Eye For Film >> Movies >> Her Name Is Sabine (2007) Film Review
Her Name Is Sabine
Reviewed by: Angus Wolfe Murray
Sabine’s story is agonising. The youngest of three sisters, brought up in an elegant Parisian suburb, she experienced the security and privilege of a close-knit family. But she was different, slower, less capable of playing the game of life, or surviving school where they called her Crazy Sabine and made her cry.

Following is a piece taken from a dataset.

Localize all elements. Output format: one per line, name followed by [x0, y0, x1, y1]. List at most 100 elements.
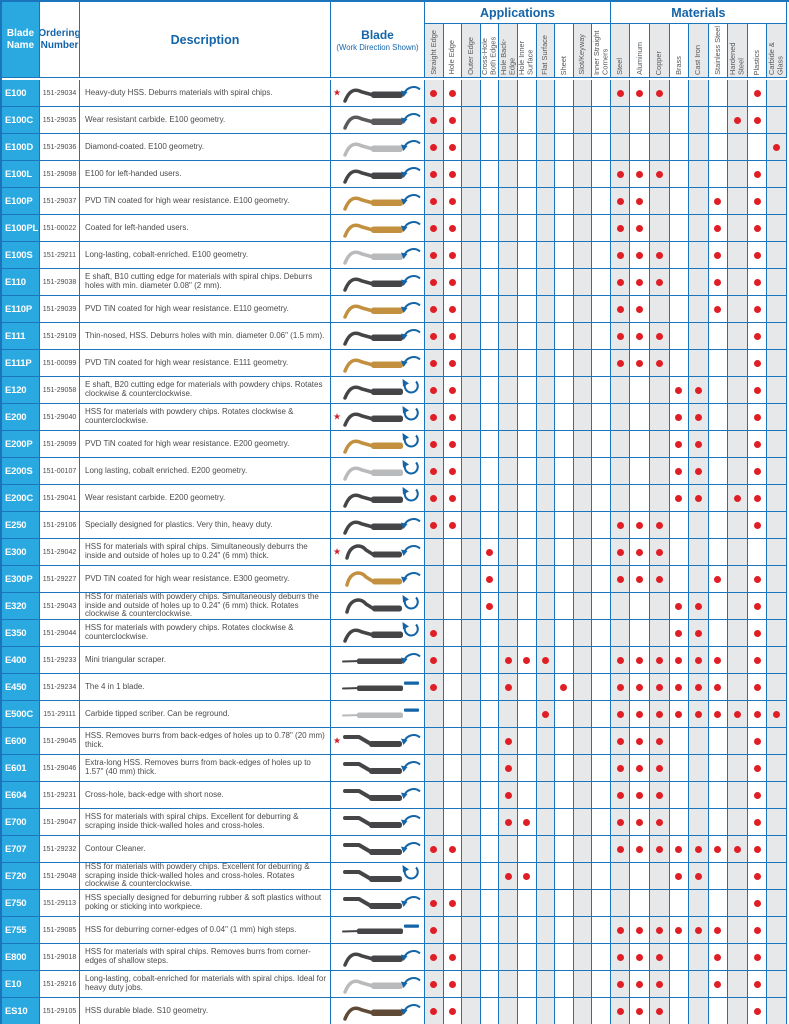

When her sisters left home and Sandrine became a famous actress, Sabine’s childhood ended. The disease, a form of autism, infected her brain and she changed from a svelte, glorious girl into an overweight, shambling woman, drugged to the eyeballs in a mental institution where she self-abused, hit people, screamed uncontrollably, shouted obscenities at strangers and lay on the grass like a beached whale, refusing to move. She talked of having babies and marrying a fireman. Memories were painful. Sandrine played a DVD of their trip to New York when she was still young and her hair was long and flowing and she smiled like a child and danced. Watching it, the 39-year-old convict-cropped woman howled. “Tears of joy,” she called them, her cheeks wet and red.
Some might consider Sandrine’s documentary an act of courage in the pursuit of truth, while others, distressed by the exposure of her sister’s humiliation, may see it as an intrusion into personal grief. Certainly to compare the carefree, lovely girl with the troubled mental patient is a terrible sadness.
“You’re not a whore; you’re my sister,” she shouts at the camera. “You’re not a bitch; you’re my sister.”
Her distress is palpable, constantly asking Sandrine, “Will you come tomorrow? Will you come?”
Sandrine says she will, but she can’t come every day. There are movies to make, a life to lead. Sabine has an insatiable hunger for something that is lost. Youth? Happiness? Home? What remains are caring helpers, medication and the knowledge that she is no longer desirable, no longer in love’s way, an outcast in a maze of confusion, where the past is strong, where she remains forever beautiful.